Indian stock market indices continued to trade weak during the previous two hours of trade on the back of persistent selling pressure across index heavyweights. Barring FMCG, all sectoral indices are trading in the red. Stocks from the IT and Metal sectors are the biggest losers.
The BSE-Sensex is down by 366 points and NSE-Nifty is down by 120 points at the moment. BSE Mid Cap and BSE Small Cap indices are down by 1.68% and 1.7% respectively. The rupee is trading at 46.99 to the US dollar.
Power stocks are trading weak led by GVK Power and Infra and Reliance Infra. As per a leading financial daily, power companies may default on their loans. Companies like Power Finance Corp, Rural Elect., Tata Power, and Reliance Power are reeling under low tariffs, scarcity of fuel and land acquisition problems. Their new plants are not operating at the targeted capacities. They are likely to default on loans worth Rs 1,350 bn. As a result, banks are exercising caution while sanctioning loans for power projects. As per the Reserve Bank of India (RBI), banks have an exposure of Rs 2,923 bn loans to this sector.
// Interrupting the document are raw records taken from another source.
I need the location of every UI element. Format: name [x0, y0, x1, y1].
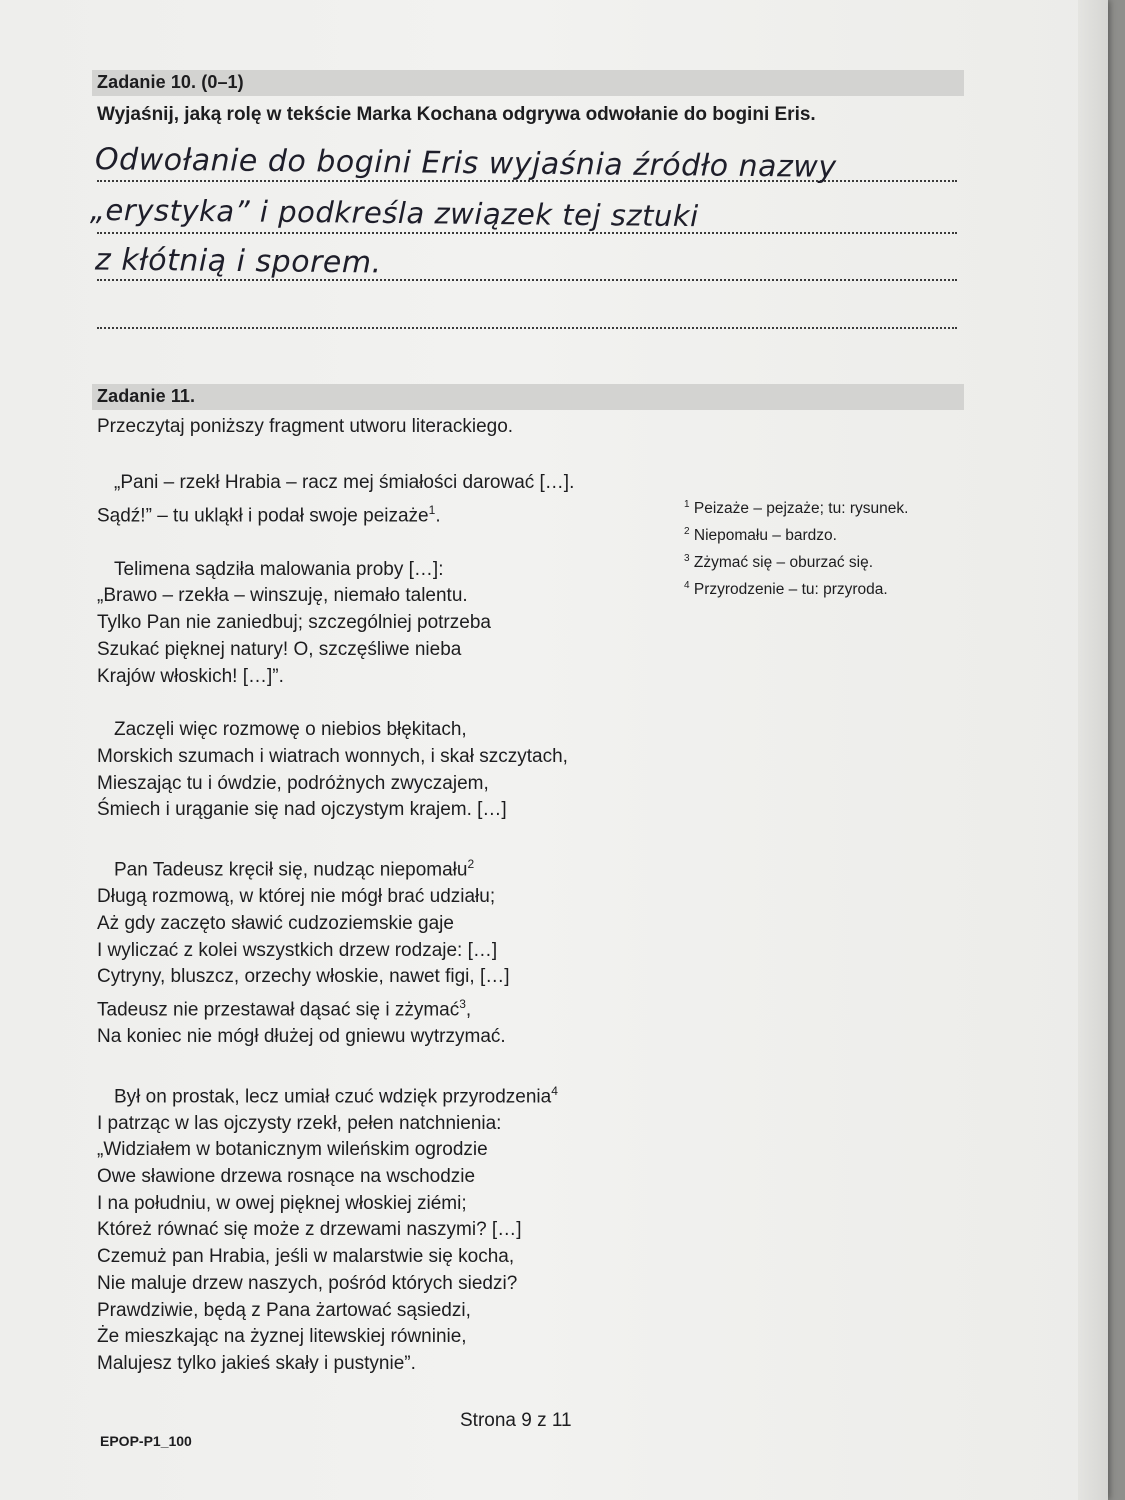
handwritten-answer-1: Odwołanie do bogini Eris wyjaśnia źródło nazwy [94, 142, 837, 185]
poem-line: „Widziałem w botanicznym wileńskim ogrodzie [97, 1139, 488, 1161]
poem-line: Śmiech i urąganie się nad ojczystym krajem. […] [97, 799, 507, 821]
poem-line: Był on prostak, lecz umiał czuć wdzięk przyrodzenia$^4$ [114, 1083, 558, 1107]
handwritten-answer-3: z kłótnią i sporem. [94, 242, 382, 281]
poem-line: „Pani – rzekł Hrabia – racz mej śmiałości darować […]. [114, 472, 575, 493]
poem-line: Morskich szumach i wiatrach wonnych, i skał szczytach, [97, 745, 568, 767]
poem-line: Krajów włoskich! […]”. [97, 665, 284, 687]
poem-line: Zaczęli więc rozmowę o niebios błękitach, [114, 719, 467, 741]
poem-line: Długą rozmową, w której nie mógł brać udziału; [97, 886, 496, 908]
poem-line: I patrząc w las ojczysty rzekł, pełen natchnienia: [97, 1112, 502, 1134]
poem-line: Któreż równać się może z drzewami naszymi? […] [97, 1219, 522, 1241]
footnote-4: $^4$ Przyrodzenie – tu: przyroda. [684, 580, 888, 599]
answer-line-4 [97, 327, 957, 329]
footnote-ref-1: 1 [428, 502, 436, 517]
footnote-ref-4: 4 [551, 1083, 558, 1098]
handwritten-answer-2: „erystyka” i podkreśla związek tej sztuki [89, 192, 699, 234]
page-edge [1078, 0, 1108, 1500]
poem-line: Szukać pięknej natury! O, szczęśliwe nieba [97, 638, 462, 660]
task11-title: Zadanie 11. [97, 386, 196, 406]
answer-line-2 [97, 232, 957, 234]
stanza-1 [97, 470, 574, 530]
poem-line: Cytryny, bluszcz, orzechy włoskie, nawet figi, […] [97, 966, 510, 988]
poem-line: I wyliczać z kolei wszystkich drzew rodzaje: […] [97, 939, 498, 961]
exam-code: EPOP-P1_100 [100, 1433, 192, 1449]
stanza-2 [97, 557, 574, 691]
poem-line: Czemuż pan Hrabia, jeśli w malarstwie się kocha, [97, 1246, 515, 1268]
footnote-ref-2: 2 [467, 857, 475, 872]
poem-line: Owe sławione drzewa rosnące na wschodzie [97, 1166, 476, 1188]
poem-line: Malujesz tylko jakieś skały i pustynie”. [97, 1353, 416, 1374]
poem-line: Telimena sądziła malowania proby […]: [114, 558, 444, 580]
page-number: Strona 9 z 11 [460, 1410, 572, 1431]
poem-line: I na południu, w owej pięknej włoskiej ziémi; [97, 1192, 467, 1214]
poem-line: Nie maluje drzew naszych, pośród których siedzi? [97, 1272, 518, 1294]
poem-line: Prawdziwie, będą z Pana żartować sąsiedzi, [97, 1299, 471, 1321]
stanza-4 [97, 851, 574, 1051]
poem-line: Pan Tadeusz kręcił się, nudząc niepomału$^2$ [114, 857, 475, 881]
task11-instruction: Przeczytaj poniższy fragment utworu literackiego. [97, 416, 514, 437]
task11-header-bar [92, 384, 964, 410]
poem-line: Że mieszkając na żyznej litewskiej równinie, [97, 1326, 467, 1348]
poem-line: Na koniec nie mógł dłużej od gniewu wytrzymać. [97, 1025, 506, 1047]
poem-line: Mieszając tu i ówdzie, podróżnych zwyczajem, [97, 772, 489, 794]
task10-question: Wyjaśnij, jaką rolę w tekście Marka Kochana odgrywa odwołanie do bogini Eris. [97, 104, 816, 125]
footnote-3: $^3$ Zżymać się – oburzać się. [684, 553, 874, 572]
poem-line: Tadeusz nie przestawał dąsać się i zżymać$^3$, [97, 996, 472, 1021]
footnote-1: $^1$ Peizaże – pejzaże; tu: rysunek. [684, 499, 909, 518]
poem-line: Aż gdy zaczęto sławić cudzoziemskie gaje [97, 912, 454, 934]
poem-fragment [97, 470, 574, 1405]
poem-line: Tylko Pan nie zaniedbuj; szczególniej potrzeba [97, 612, 491, 634]
task10-title: Zadanie 10. (0–1) [97, 72, 244, 92]
stanza-5 [97, 1078, 574, 1378]
footnote-ref-3: 3 [459, 996, 466, 1011]
answer-line-3 [97, 279, 957, 281]
footnotes [684, 493, 908, 602]
stanza-3 [97, 717, 574, 824]
poem-line: „Brawo – rzekła – winszuję, niemało talentu. [97, 585, 468, 607]
poem-line: Sądź!” – tu ukląkł i podał swoje peizaże$^1$. [97, 502, 441, 527]
footnote-2: $^2$ Niepomału – bardzo. [684, 526, 837, 545]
Of this half the loans have not yet been utilized and fund flow to new projects has almost stopped.
Energy stocks are trading in the red. Essar Oil and Cairn India are the biggest losers, while Petronet LNG and HPCL are the biggest gainers. According to a leading financial daily, state run HPCL is planning to outsource operations and maintenance (O&M) of its two integrated sugar mills in Bihar. The two mills have a combined crushing capacity of 7,000 tonnes per day and can produce 120 kilolitres (Kl) of ethanol per day. HPCL's subsidiary HPCL Biofuels Limited (HBL) has already invited proposals from companies who have carried out and completed at least one O&M contract service for an integrated sugar mill in the past seven years. The O&M contract will be for a period of one year and could be extended for another year depending on the performance of the bidder. HPCL is the country's first oil company to produce ethanol.